Periodically during our 45-day visit, we were advised to avoid large public gatherings, so during the week-long Hindu New Year’s celebrations we stayed inside the former Dutch walled city of Galle Fort, which is mostly Muslim.

Life inside the old fort walls of Galle was a delight. We had an airy room at the Ocean View Guest House (phone +94 921 2242717, e-mail jewelgem@sltnet.lk) at $16-$19 per night, with a terrace overlooking the ramparts and the sea. Every morning as we had our coffee, we watched the same characters pass by on the rampart wall.

First the kingfisher would post himself on the power line across from our balcony and wait for bugs to walk by. Then the total number of goats in the fort, four, grazed the new shoots of grass that had cropped up overnight. Then one of the two monkeys in the fort would swing through the coconut trees, sometimes landing on the terrace just to see me jump. Later, some of the fort’s human residents would stroll the wall for exercise, the dads tending to their children like emperor penguins would.

Despite the superb location and amenities of the hotels we stayed in, such as the Galle Face, room rates were reasonable in 2008. The cease-fire that lasted from 2002 to 2008 during the decades-long civil war discouraged tourists from visiting Sri Lanka.

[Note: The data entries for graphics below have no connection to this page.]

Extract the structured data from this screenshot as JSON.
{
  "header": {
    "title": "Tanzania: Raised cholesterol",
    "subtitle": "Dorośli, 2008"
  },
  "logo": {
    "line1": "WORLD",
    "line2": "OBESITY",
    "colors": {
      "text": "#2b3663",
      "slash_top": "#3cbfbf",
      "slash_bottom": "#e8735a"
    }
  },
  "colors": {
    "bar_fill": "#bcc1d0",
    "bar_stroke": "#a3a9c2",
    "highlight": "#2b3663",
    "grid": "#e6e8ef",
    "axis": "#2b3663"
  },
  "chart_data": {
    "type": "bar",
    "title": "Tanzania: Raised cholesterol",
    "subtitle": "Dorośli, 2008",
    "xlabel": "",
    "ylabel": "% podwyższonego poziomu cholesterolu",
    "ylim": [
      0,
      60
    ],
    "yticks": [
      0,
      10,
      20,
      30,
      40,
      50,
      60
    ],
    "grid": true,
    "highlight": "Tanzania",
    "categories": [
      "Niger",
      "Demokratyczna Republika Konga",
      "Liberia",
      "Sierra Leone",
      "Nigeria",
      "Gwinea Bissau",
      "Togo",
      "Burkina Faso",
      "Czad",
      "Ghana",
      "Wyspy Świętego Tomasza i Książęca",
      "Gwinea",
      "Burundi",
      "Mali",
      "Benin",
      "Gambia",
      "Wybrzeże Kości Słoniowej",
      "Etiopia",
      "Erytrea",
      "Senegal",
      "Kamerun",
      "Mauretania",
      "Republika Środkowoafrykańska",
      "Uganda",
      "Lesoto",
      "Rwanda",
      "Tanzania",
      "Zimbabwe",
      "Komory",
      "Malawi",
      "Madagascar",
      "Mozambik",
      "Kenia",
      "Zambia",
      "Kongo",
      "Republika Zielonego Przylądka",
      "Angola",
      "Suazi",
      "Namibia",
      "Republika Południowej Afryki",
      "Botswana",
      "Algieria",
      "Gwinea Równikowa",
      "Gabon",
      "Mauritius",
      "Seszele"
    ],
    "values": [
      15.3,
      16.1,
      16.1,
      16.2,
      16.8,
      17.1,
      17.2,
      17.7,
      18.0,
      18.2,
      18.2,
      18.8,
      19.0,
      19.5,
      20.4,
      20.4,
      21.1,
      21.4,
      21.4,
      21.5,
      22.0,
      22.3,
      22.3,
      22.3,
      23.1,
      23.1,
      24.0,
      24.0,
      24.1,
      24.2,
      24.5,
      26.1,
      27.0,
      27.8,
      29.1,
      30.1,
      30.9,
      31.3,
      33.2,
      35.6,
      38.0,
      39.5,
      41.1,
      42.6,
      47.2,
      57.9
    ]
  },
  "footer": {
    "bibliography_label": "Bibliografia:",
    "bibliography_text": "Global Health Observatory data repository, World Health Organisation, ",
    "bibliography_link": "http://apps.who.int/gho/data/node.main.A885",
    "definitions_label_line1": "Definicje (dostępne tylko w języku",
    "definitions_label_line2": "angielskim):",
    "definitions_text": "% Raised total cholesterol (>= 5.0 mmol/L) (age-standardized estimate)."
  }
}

In January ’08, when the cease-fire officially ended, tourism fell even further.* At the time of our visit, most of the hotels or guest houses we stayed in were empty.

We had lots of accommodations to choose from at bargain prices. For only $41 we stayed at the Polonnaruwa Rest House (phone 027 222 2299, http://ceylonhotels.lk), in the former ancient capital of Polonnaruwa, in the same room in which Queen Elizabeth II rested her crown in 1954. But it was not as much of a bargain as it sounded — the room hadn’t changed much since then. The loo definitely dated from the ’50s.

Still, we called each other Liz and Philip for two nights.

Looking back

I miss Sri Lanka. I miss her stunning natural beauty and friendly people. I miss the pink sunsets and stupendous nightly thunder-and-lightening shows. I miss the beaches and watching cricket games played on the sand. I miss the charming guest houses.

But the thing I miss most about Sri Lanka is the bird I called Curly. He sang each morning just like Curly from the Three Stooges — “woob-woob-woob-woob-woob!” but without the “nyuk-nyuk-nyuk” at the end. It is a sound that can’t help but make you smile. ITN

*Note: according to the US Department of State, “On May 19, 2009, the Sri Lankan government announced that it had achieved victory over the Liberation Tigers of Tamil Eelan, an armed insurgent group, after 25 years of civil conflict. Despite the conclusion of hostilities, remnants of the insurgency group remain. The government of Sri Lanka’s security posture remains heightened.”